Workhouses after 1835

Wisbech Union workhouse

From 1835 parishes were combined into poor law unions, and they were allowed to spread the cost of building and running a workhouse between them. The late 1830s therefore saw a large number of institutions being built. At the time, these were state-of-the-art, clean, smart buildings; only later did they decay into the grim institutions we read about in Dickens.

Huntingdonshire
Three such workhouses were built in Huntingdonshire - one in Great Stukeley to serve the Huntingdon Union area, one in Hemingford Grey to serve the St Ives Union, and one just across the river from St Neots. 

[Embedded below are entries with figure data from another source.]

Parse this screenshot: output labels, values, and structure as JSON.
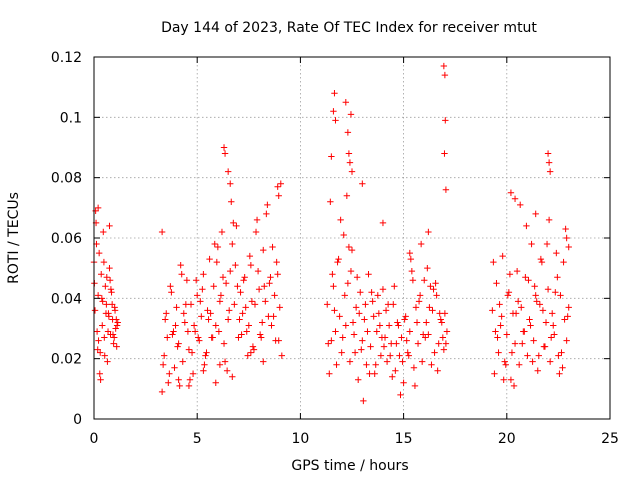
{
  "chart_data": {
    "type": "scatter",
    "title": "Day 144 of 2023, Rate Of TEC Index for receiver mtut",
    "xlabel": "GPS time / hours",
    "ylabel": "ROTI / TECUs",
    "xlim": [
      0,
      25
    ],
    "ylim": [
      0,
      0.12
    ],
    "xticks": [
      0,
      5,
      10,
      15,
      20,
      25
    ],
    "yticks": [
      0,
      0.02,
      0.04,
      0.06,
      0.08,
      0.1,
      0.12
    ],
    "xtick_labels": [
      "0",
      "5",
      "10",
      "15",
      "20",
      "25"
    ],
    "ytick_labels": [
      "0",
      "0.02",
      "0.04",
      "0.06",
      "0.08",
      "0.1",
      "0.12"
    ],
    "grid": true,
    "marker": "+",
    "color": "#ff0000",
    "series": [
      {
        "x": [
          0.0,
          0.05,
          0.1,
          0.15,
          0.2,
          0.25,
          0.3,
          0.35,
          0.4,
          0.45,
          0.5,
          0.55,
          0.6,
          0.65,
          0.7,
          0.75,
          0.8,
          0.85,
          0.9,
          0.95,
          1.0,
          1.05,
          1.1,
          1.15,
          0.02,
          0.12,
          0.22,
          0.32,
          0.42,
          0.52,
          0.62,
          0.72,
          0.82,
          0.92,
          1.02,
          1.12,
          0.08,
          0.18,
          0.28,
          0.38,
          0.48,
          0.58,
          0.68,
          0.78,
          0.88,
          0.98,
          1.08,
          0.2,
          0.75,
          3.3,
          3.4,
          3.5,
          3.6,
          3.7,
          3.8,
          3.9,
          4.0,
          4.1,
          4.2,
          4.3,
          4.4,
          4.5,
          4.6,
          4.7,
          4.8,
          4.9,
          5.0,
          5.1,
          5.2,
          5.3,
          5.4,
          5.5,
          5.6,
          5.7,
          5.8,
          5.9,
          6.0,
          6.1,
          6.2,
          6.3,
          6.4,
          6.5,
          6.6,
          6.7,
          6.8,
          6.9,
          7.0,
          7.1,
          7.2,
          7.3,
          7.4,
          7.5,
          7.6,
          7.7,
          7.8,
          7.9,
          8.0,
          8.1,
          8.2,
          8.3,
          8.4,
          8.5,
          8.6,
          8.7,
          8.8,
          8.9,
          9.0,
          9.1,
          3.35,
          3.55,
          3.75,
          3.95,
          4.15,
          4.35,
          4.55,
          4.75,
          4.95,
          5.15,
          5.35,
          5.55,
          5.75,
          5.95,
          6.15,
          6.35,
          6.55,
          6.75,
          6.95,
          7.15,
          7.35,
          7.55,
          7.75,
          7.95,
          8.15,
          8.35,
          8.55,
          8.75,
          8.95,
          3.45,
          3.65,
          3.85,
          4.05,
          4.25,
          4.45,
          4.65,
          4.85,
          5.05,
          5.25,
          5.45,
          5.65,
          5.85,
          6.05,
          6.25,
          6.45,
          6.65,
          6.85,
          7.05,
          7.25,
          7.45,
          7.65,
          7.85,
          8.05,
          8.25,
          8.45,
          8.65,
          8.85,
          9.05,
          6.3,
          6.35,
          6.5,
          6.6,
          8.9,
          8.95,
          3.3,
          4.1,
          4.6,
          5.3,
          5.9,
          6.1,
          6.7,
          7.6,
          8.2,
          11.3,
          11.4,
          11.5,
          11.6,
          11.7,
          11.8,
          11.9,
          12.0,
          12.1,
          12.2,
          12.3,
          12.4,
          12.5,
          12.6,
          12.7,
          12.8,
          12.9,
          13.0,
          13.1,
          13.2,
          13.3,
          13.4,
          13.5,
          13.6,
          13.7,
          13.8,
          13.9,
          14.0,
          14.1,
          14.2,
          14.3,
          14.4,
          14.5,
          14.6,
          14.7,
          14.8,
          14.9,
          15.0,
          15.1,
          15.2,
          15.3,
          15.4,
          15.5,
          15.6,
          15.7,
          15.8,
          15.9,
          16.0,
          16.1,
          16.2,
          16.3,
          16.4,
          16.5,
          16.6,
          16.7,
          16.8,
          16.9,
          17.0,
          17.1,
          11.35,
          11.55,
          11.75,
          11.95,
          12.15,
          12.35,
          12.55,
          12.75,
          12.95,
          13.15,
          13.35,
          13.55,
          13.75,
          13.95,
          14.15,
          14.35,
          14.55,
          14.75,
          14.95,
          15.15,
          15.35,
          15.55,
          15.75,
          15.95,
          16.15,
          16.35,
          16.55,
          16.75,
          16.95,
          11.45,
          11.65,
          11.85,
          12.05,
          12.25,
          12.45,
          12.65,
          12.85,
          13.05,
          13.25,
          13.45,
          13.65,
          13.85,
          14.05,
          14.25,
          14.45,
          14.65,
          14.85,
          15.05,
          15.25,
          15.45,
          15.65,
          15.85,
          16.05,
          16.25,
          16.45,
          16.65,
          16.85,
          17.05,
          11.6,
          11.65,
          11.7,
          12.2,
          12.3,
          12.35,
          12.4,
          12.45,
          12.5,
          16.95,
          17.0,
          17.02,
          16.98,
          17.05,
          11.5,
          13.0,
          14.0,
          15.3,
          16.2,
          19.3,
          19.4,
          19.5,
          19.6,
          19.7,
          19.8,
          19.9,
          20.0,
          20.1,
          20.2,
          20.3,
          20.4,
          20.5,
          20.6,
          20.7,
          20.8,
          20.9,
          21.0,
          21.1,
          21.2,
          21.3,
          21.4,
          21.5,
          21.6,
          21.7,
          21.8,
          21.9,
          22.0,
          22.1,
          22.2,
          22.3,
          22.4,
          22.5,
          22.6,
          22.7,
          22.8,
          22.9,
          23.0,
          19.35,
          19.55,
          19.75,
          19.95,
          20.15,
          20.35,
          20.55,
          20.75,
          20.95,
          21.15,
          21.35,
          21.55,
          21.75,
          21.95,
          22.15,
          22.35,
          22.55,
          22.75,
          22.95,
          19.45,
          19.65,
          19.85,
          20.05,
          20.25,
          20.45,
          20.65,
          20.85,
          21.05,
          21.25,
          21.45,
          21.65,
          21.85,
          22.05,
          22.25,
          22.45,
          22.65,
          22.85,
          22.0,
          22.05,
          22.1,
          20.2,
          20.4,
          21.4,
          22.9,
          23.0
        ],
        "y": [
          0.052,
          0.036,
          0.065,
          0.029,
          0.041,
          0.055,
          0.022,
          0.048,
          0.031,
          0.062,
          0.027,
          0.044,
          0.038,
          0.019,
          0.035,
          0.05,
          0.028,
          0.042,
          0.033,
          0.025,
          0.037,
          0.03,
          0.024,
          0.032,
          0.045,
          0.058,
          0.026,
          0.013,
          0.039,
          0.021,
          0.047,
          0.034,
          0.043,
          0.028,
          0.036,
          0.031,
          0.069,
          0.023,
          0.015,
          0.04,
          0.052,
          0.035,
          0.029,
          0.046,
          0.038,
          0.027,
          0.033,
          0.07,
          0.064,
          0.062,
          0.021,
          0.035,
          0.012,
          0.044,
          0.028,
          0.017,
          0.037,
          0.025,
          0.051,
          0.019,
          0.032,
          0.046,
          0.023,
          0.038,
          0.015,
          0.029,
          0.041,
          0.026,
          0.034,
          0.048,
          0.021,
          0.036,
          0.053,
          0.027,
          0.044,
          0.031,
          0.057,
          0.039,
          0.062,
          0.025,
          0.045,
          0.033,
          0.049,
          0.058,
          0.038,
          0.064,
          0.027,
          0.042,
          0.035,
          0.047,
          0.029,
          0.031,
          0.051,
          0.024,
          0.038,
          0.066,
          0.043,
          0.027,
          0.056,
          0.039,
          0.071,
          0.045,
          0.031,
          0.034,
          0.026,
          0.048,
          0.037,
          0.021,
          0.018,
          0.027,
          0.042,
          0.031,
          0.011,
          0.035,
          0.029,
          0.022,
          0.046,
          0.039,
          0.018,
          0.033,
          0.027,
          0.052,
          0.041,
          0.019,
          0.036,
          0.065,
          0.044,
          0.028,
          0.037,
          0.054,
          0.023,
          0.049,
          0.032,
          0.068,
          0.047,
          0.041,
          0.026,
          0.033,
          0.015,
          0.029,
          0.024,
          0.048,
          0.038,
          0.013,
          0.031,
          0.027,
          0.043,
          0.022,
          0.035,
          0.058,
          0.029,
          0.047,
          0.016,
          0.072,
          0.051,
          0.033,
          0.046,
          0.021,
          0.039,
          0.062,
          0.028,
          0.044,
          0.034,
          0.057,
          0.052,
          0.078,
          0.09,
          0.088,
          0.082,
          0.078,
          0.077,
          0.074,
          0.009,
          0.013,
          0.011,
          0.016,
          0.012,
          0.018,
          0.014,
          0.022,
          0.019,
          0.038,
          0.015,
          0.026,
          0.044,
          0.029,
          0.052,
          0.034,
          0.022,
          0.061,
          0.031,
          0.045,
          0.019,
          0.056,
          0.028,
          0.037,
          0.013,
          0.042,
          0.026,
          0.033,
          0.018,
          0.048,
          0.024,
          0.039,
          0.015,
          0.029,
          0.035,
          0.021,
          0.043,
          0.027,
          0.019,
          0.031,
          0.025,
          0.038,
          0.016,
          0.032,
          0.021,
          0.027,
          0.012,
          0.034,
          0.022,
          0.029,
          0.049,
          0.017,
          0.037,
          0.025,
          0.041,
          0.019,
          0.046,
          0.032,
          0.028,
          0.044,
          0.036,
          0.022,
          0.041,
          0.025,
          0.033,
          0.027,
          0.035,
          0.029,
          0.025,
          0.048,
          0.018,
          0.066,
          0.041,
          0.057,
          0.032,
          0.047,
          0.023,
          0.038,
          0.015,
          0.034,
          0.041,
          0.027,
          0.036,
          0.021,
          0.044,
          0.031,
          0.019,
          0.026,
          0.053,
          0.011,
          0.039,
          0.028,
          0.05,
          0.018,
          0.045,
          0.035,
          0.023,
          0.072,
          0.036,
          0.053,
          0.027,
          0.074,
          0.049,
          0.022,
          0.035,
          0.006,
          0.029,
          0.042,
          0.018,
          0.031,
          0.024,
          0.038,
          0.014,
          0.025,
          0.008,
          0.033,
          0.021,
          0.046,
          0.032,
          0.058,
          0.027,
          0.037,
          0.043,
          0.016,
          0.032,
          0.025,
          0.102,
          0.108,
          0.099,
          0.105,
          0.095,
          0.088,
          0.085,
          0.101,
          0.082,
          0.117,
          0.114,
          0.099,
          0.088,
          0.076,
          0.087,
          0.078,
          0.065,
          0.055,
          0.062,
          0.036,
          0.015,
          0.045,
          0.022,
          0.031,
          0.054,
          0.019,
          0.028,
          0.042,
          0.013,
          0.035,
          0.025,
          0.049,
          0.018,
          0.037,
          0.029,
          0.047,
          0.021,
          0.033,
          0.058,
          0.026,
          0.041,
          0.016,
          0.038,
          0.052,
          0.024,
          0.032,
          0.043,
          0.019,
          0.035,
          0.028,
          0.055,
          0.021,
          0.041,
          0.017,
          0.033,
          0.026,
          0.037,
          0.052,
          0.027,
          0.034,
          0.018,
          0.048,
          0.011,
          0.039,
          0.025,
          0.064,
          0.031,
          0.044,
          0.021,
          0.036,
          0.058,
          0.027,
          0.042,
          0.015,
          0.052,
          0.034,
          0.029,
          0.038,
          0.013,
          0.041,
          0.022,
          0.035,
          0.071,
          0.029,
          0.046,
          0.019,
          0.039,
          0.053,
          0.024,
          0.066,
          0.031,
          0.047,
          0.022,
          0.063,
          0.088,
          0.085,
          0.082,
          0.075,
          0.073,
          0.068,
          0.06,
          0.057
        ]
      }
    ]
  }
}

Huntingdonshire Archives has superb collections of records for the Huntingdon and St Ives workhouses, including registers of admissions and discharges, birth and death registers, punishment books, and occasionally plans. Much less survives for the St Neots workhouse, sadly.

Cambridgeshire
Records here include a number concerning inmates; such as registers of births, deaths, creeds and punishments; plans of the workhouse buildings and the records of other workhouse officers, like the Master or medical officer. The Cambridge Union records also include a number of Settlement papers while the Caxton records include account books for alcohol and tobacco as well as registers of “seclusion and mechanical restraint”. Many of these records do not offer complete coverage for the lifetime of the workhouse; a full list of the records for post-1834 workhouses can be found in the Poor Law Unions catalogue on the searchroom shelf.

There is an excellent book about the setting up of Huntingdonshire and Cambridgeshire's workhouses, In and Out of the Workhouse (WEA, 1978), which is available in both searchrooms.
 
Census returns are also a valuable source as they provide a list of those in the workhouse on enumeration night.